The process involves an intermediate “buffer” layer of material that is key to the success of the manufacturing technique. The buffer allows the ultrathin graphene sheet to be less than a nanometer thick and to be easily lifted off its substrate allowing for rapid roll-to-roll manufacturing. Scientists have worked hard to discover a way to make thin, large-area, transparent electrodes that are stable in the open air.
Such a material can be used in a variety of applications in optoelectronic devices like computer and smartphone screens or other devices. One big benefit of graphene is that it’s a form of pure carbon with atoms arranged in a flat hexagonal array with good electrical and mechanical properties. The material is very thin and physically flexible, with construction from an abundant and inexpensive material.

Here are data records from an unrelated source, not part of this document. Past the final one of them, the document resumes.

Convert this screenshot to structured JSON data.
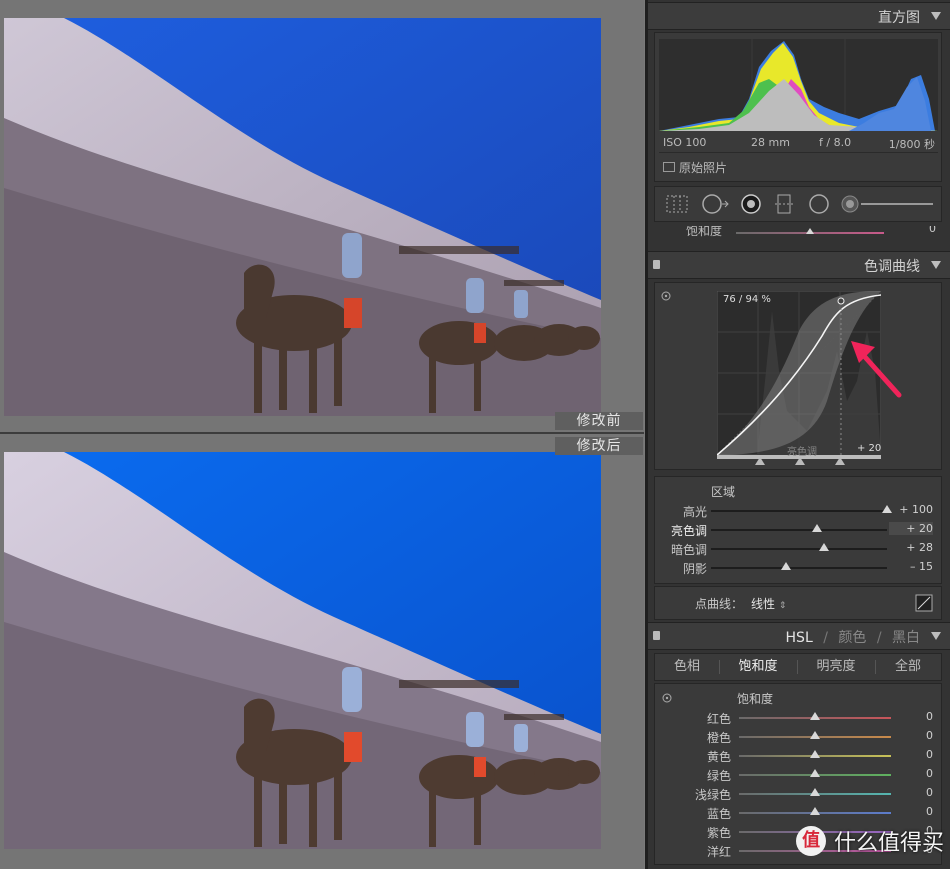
{
  "photos": {
    "before_label": "修改前",
    "after_label": "修改后"
  },
  "histogram": {
    "title": "直方图",
    "iso": "ISO 100",
    "focal": "28 mm",
    "aperture": "f / 8.0",
    "shutter": "1/800 秒",
    "original_label": "原始照片",
    "clip_shadow_color": "#e03030",
    "clip_highlight_color": "#111111"
  },
  "saturation_remnant": {
    "label": "饱和度",
    "value": "0"
  },
  "tone_curve": {
    "title": "色调曲线",
    "readout": "76 / 94 %",
    "region_hint": "亮色调",
    "region_value": "+ 20",
    "region_title": "区域",
    "sliders": [
      {
        "label": "高光",
        "value": "+ 100",
        "level": 1.0
      },
      {
        "label": "亮色调",
        "value": "+ 20",
        "level": 0.6
      },
      {
        "label": "暗色调",
        "value": "+ 28",
        "level": 0.64
      },
      {
        "label": "阴影",
        "value": "– 15",
        "level": 0.425
      }
    ],
    "point_curve_label": "点曲线：",
    "point_curve_value": "线性",
    "annotation_arrow_color": "#f0245a"
  },
  "hsl": {
    "title": "HSL",
    "color_label": "颜色",
    "bw_label": "黑白",
    "separator": "/",
    "tabs": [
      "色相",
      "饱和度",
      "明亮度",
      "全部"
    ],
    "active_tab": "饱和度",
    "section_title": "饱和度",
    "sliders": [
      {
        "label": "红色",
        "value": "0",
        "level": 0.5,
        "color": "#c8555a"
      },
      {
        "label": "橙色",
        "value": "0",
        "level": 0.5,
        "color": "#c98a4a"
      },
      {
        "label": "黄色",
        "value": "0",
        "level": 0.5,
        "color": "#c8c257"
      },
      {
        "label": "绿色",
        "value": "0",
        "level": 0.5,
        "color": "#5fb25f"
      },
      {
        "label": "浅绿色",
        "value": "0",
        "level": 0.5,
        "color": "#55b6b0"
      },
      {
        "label": "蓝色",
        "value": "0",
        "level": 0.5,
        "color": "#5c7ccc"
      },
      {
        "label": "紫色",
        "value": "0",
        "level": 0.5,
        "color": "#9a66c4"
      },
      {
        "label": "洋红",
        "value": "0",
        "level": 0.5,
        "color": "#c456a6"
      }
    ]
  },
  "watermark": {
    "text": "什么值得买",
    "badge": "值"
  }
}
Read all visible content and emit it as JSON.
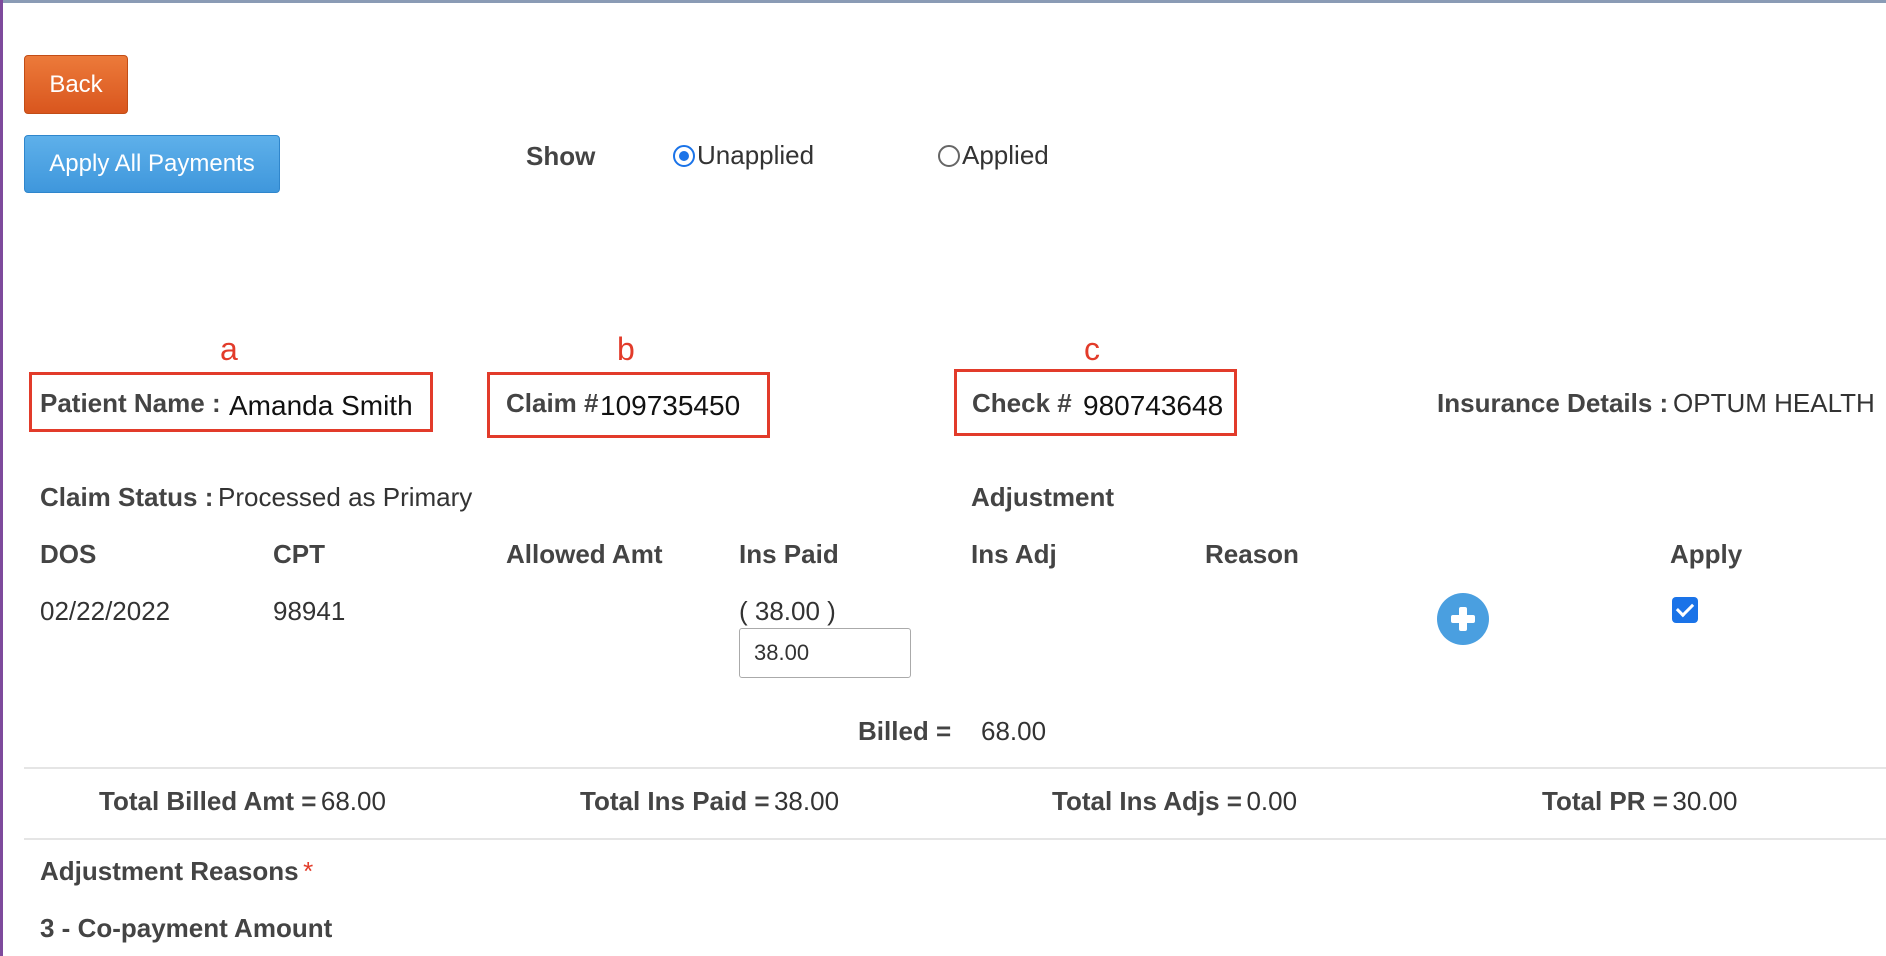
{
  "buttons": {
    "back": "Back",
    "apply_all": "Apply All Payments"
  },
  "show_filter": {
    "label": "Show",
    "options": [
      "Unapplied",
      "Applied"
    ],
    "selected": "Unapplied"
  },
  "annotations": {
    "a": "a",
    "b": "b",
    "c": "c",
    "box_color": "#e23b2a"
  },
  "patient": {
    "label": "Patient Name :",
    "value": "Amanda Smith"
  },
  "claim": {
    "label": "Claim #",
    "value": "109735450"
  },
  "check": {
    "label": "Check #",
    "value": "980743648"
  },
  "insurance": {
    "label": "Insurance Details :",
    "value": "OPTUM HEALTH"
  },
  "claim_status": {
    "label": "Claim Status :",
    "value": "Processed as Primary"
  },
  "adjustment_header": "Adjustment",
  "columns": [
    "DOS",
    "CPT",
    "Allowed Amt",
    "Ins Paid",
    "Ins Adj",
    "Reason",
    "Apply"
  ],
  "row": {
    "dos": "02/22/2022",
    "cpt": "98941",
    "ins_paid_display": "( 38.00 )",
    "ins_paid_input": "38.00",
    "apply_checked": true
  },
  "billed": {
    "label": "Billed =",
    "value": "68.00"
  },
  "totals": {
    "billed_label": "Total Billed Amt =",
    "billed_value": "68.00",
    "ins_paid_label": "Total Ins Paid =",
    "ins_paid_value": "38.00",
    "ins_adjs_label": "Total Ins Adjs =",
    "ins_adjs_value": "0.00",
    "pr_label": "Total PR =",
    "pr_value": "30.00"
  },
  "adjustment_reasons": {
    "label": "Adjustment Reasons",
    "required_mark": "*",
    "item": "3 - Co-payment Amount"
  },
  "colors": {
    "back_button": "#e06a2c",
    "apply_button": "#4aa3e6",
    "accent": "#1a73e8",
    "plus_button": "#4a9fe0"
  }
}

The material is easy to grow in large sheets using chemical vapor deposition using copper as a seed layer. The trickiest part has been finding ways to release the graphene from its native copper substrate. The new technology MIT researchers developed allows for reliable manufacturing of large-area graphene sheets.
The key is reportedly a buffer layer made of a polymer called parylene that conforms at the atomic level to the graphene sheets on which it is deployed. Parylene is produced using chemical vapor deposition, which simplifies the manufacturing process and scalability. Aim prototyped graphene-based solar cell improved the delivered power per weight by roughly 36 times while using 1/200 the amount of material per unit area for the transparent electrode.